Der Campus-LAN-Markt für Edge Switches ist hochdynamisch. Die Open-Networking-Bewegung konkurriert mit traditionellem Switching um Marktanteile. Auch die Anbieterlandschaft hat sich verändert. Es ist nicht nur zu einer Konsolidierung gekommen, die Unternehmen setzen auch andere Schwerpunkte. Entwicklungen bei drahtlosen Hochgeschwindigkeitsnetzwerken ändern ebenfalls das Gesicht von Campus Edge Switching und legen die Grenze zwischen drahtgebundenem Netzwerk und WLAN neu fest.
Es gibt eine Vielzahl von Campus Edge Switches. Allerdings herrscht unter den Switch-Anbietern kein Konsens was die neuen Entwicklungen angeht. Einige Anbieter glauben, dass Open Networking die wichtigste Entwicklung auf dem aktuellen Markt ist. Andere wiederum sind der Meinung, Virtual Extensible LAN (VXLAN) sei die bedeutendste neue Technologie beim Campus Switching. Welche Anbieter haben recht? Die Antwort hängt größtenteils von jeder einzelnen IT-Umgebung und deren Anforderungen ab.
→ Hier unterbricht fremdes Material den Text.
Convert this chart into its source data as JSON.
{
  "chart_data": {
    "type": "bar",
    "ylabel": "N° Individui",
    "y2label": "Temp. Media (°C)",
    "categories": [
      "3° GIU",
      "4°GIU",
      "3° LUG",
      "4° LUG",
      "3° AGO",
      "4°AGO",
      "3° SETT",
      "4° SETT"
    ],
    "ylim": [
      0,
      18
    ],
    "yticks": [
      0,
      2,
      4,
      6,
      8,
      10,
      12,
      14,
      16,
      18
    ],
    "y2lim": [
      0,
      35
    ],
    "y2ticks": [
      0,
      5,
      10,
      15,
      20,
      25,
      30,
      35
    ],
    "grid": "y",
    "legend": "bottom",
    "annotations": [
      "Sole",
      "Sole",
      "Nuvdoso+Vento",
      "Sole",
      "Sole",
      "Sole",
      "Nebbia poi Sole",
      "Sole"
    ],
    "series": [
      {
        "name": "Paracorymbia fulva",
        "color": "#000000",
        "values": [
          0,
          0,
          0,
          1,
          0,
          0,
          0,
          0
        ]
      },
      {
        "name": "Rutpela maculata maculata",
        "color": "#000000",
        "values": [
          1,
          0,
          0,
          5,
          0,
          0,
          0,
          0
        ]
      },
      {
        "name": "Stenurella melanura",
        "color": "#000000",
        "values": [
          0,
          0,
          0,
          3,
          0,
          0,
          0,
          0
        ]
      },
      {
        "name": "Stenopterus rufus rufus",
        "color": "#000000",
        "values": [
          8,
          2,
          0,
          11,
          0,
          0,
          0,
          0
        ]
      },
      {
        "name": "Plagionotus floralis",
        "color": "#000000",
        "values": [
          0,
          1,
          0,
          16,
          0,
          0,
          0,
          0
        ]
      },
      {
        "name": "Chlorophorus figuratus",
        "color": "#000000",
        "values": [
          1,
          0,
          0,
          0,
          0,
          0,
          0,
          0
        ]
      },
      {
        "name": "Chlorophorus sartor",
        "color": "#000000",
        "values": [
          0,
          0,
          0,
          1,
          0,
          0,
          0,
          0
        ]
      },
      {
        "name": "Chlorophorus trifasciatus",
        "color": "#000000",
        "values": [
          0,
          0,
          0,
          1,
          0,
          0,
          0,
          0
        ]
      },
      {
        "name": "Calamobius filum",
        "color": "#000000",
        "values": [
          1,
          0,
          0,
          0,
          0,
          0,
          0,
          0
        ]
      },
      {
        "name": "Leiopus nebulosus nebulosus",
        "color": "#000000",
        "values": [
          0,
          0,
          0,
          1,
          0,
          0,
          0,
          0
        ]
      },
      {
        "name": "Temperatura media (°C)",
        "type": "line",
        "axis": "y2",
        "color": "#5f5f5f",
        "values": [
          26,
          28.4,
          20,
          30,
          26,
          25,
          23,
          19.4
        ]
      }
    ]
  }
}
Im Folgenden untersuchen wir die Funktionen und Optionen, die bei traditionellem und Open Networking zur Verfügung stehen.
So hat sich traditionelles, proprietäres Switching entwickelt
Der LAN-Switching-Markt besteht mittlerweile seit mehr als 20 Jahren. Von Anfang an waren proprietäre Produkte der Standard. Wer einen Switch von Cisco Systems, Hewlett Packard Enterprise (HPE) oder D-Link kaufte, bekam immer ein Gerät, das die Hardware genau dieses Anbieters enthielt, auf der ausschließlich dessen Switch-Software lief. Es gab keine Alternative. Doch seitdem hat sich eine Menge geändert.
Noch vor einigen Jahren bestand Switching-Hardware aus anwendungsspezifischen ASICs (Application-Specific Integrated Circuits), die jeder Anbieter individuell angepasst fertigte. Diese integrierten Schaltungen waren teuer und für die Außenwelt nicht dokumentiert. Aber der Markt hat sich verändert, da Anbieter wie Broadcom, Marvell und Mellanox Technologies leistungsstarkes Merchant Silicon beziehungsweise Switching-Chips produzieren und verkaufen. Auf diese Weise können andere Firmen darauf zurückgreifen und müssen keine eigenen Lösungen entwickeln. Aufgrund von Skaleneffekten ist die Verwendung von Merchant Silicon für Switch-Anbieter äußerst attraktiv. Alle diese Faktoren haben zu Entstehung und Wachstum von Open Networking geführt.
Open Networking
Open Networking stellt Disaggregation in den Mittelpunkt, also die Trennung der zugrunde liegenden Switching-Hardware von der Switching-Software. Bei Open Networking wählt der Kunde die Software von einem OS-Anbieter und die Hardware, auf der das OS ausgeführt werden kann, von einem Gerätehersteller.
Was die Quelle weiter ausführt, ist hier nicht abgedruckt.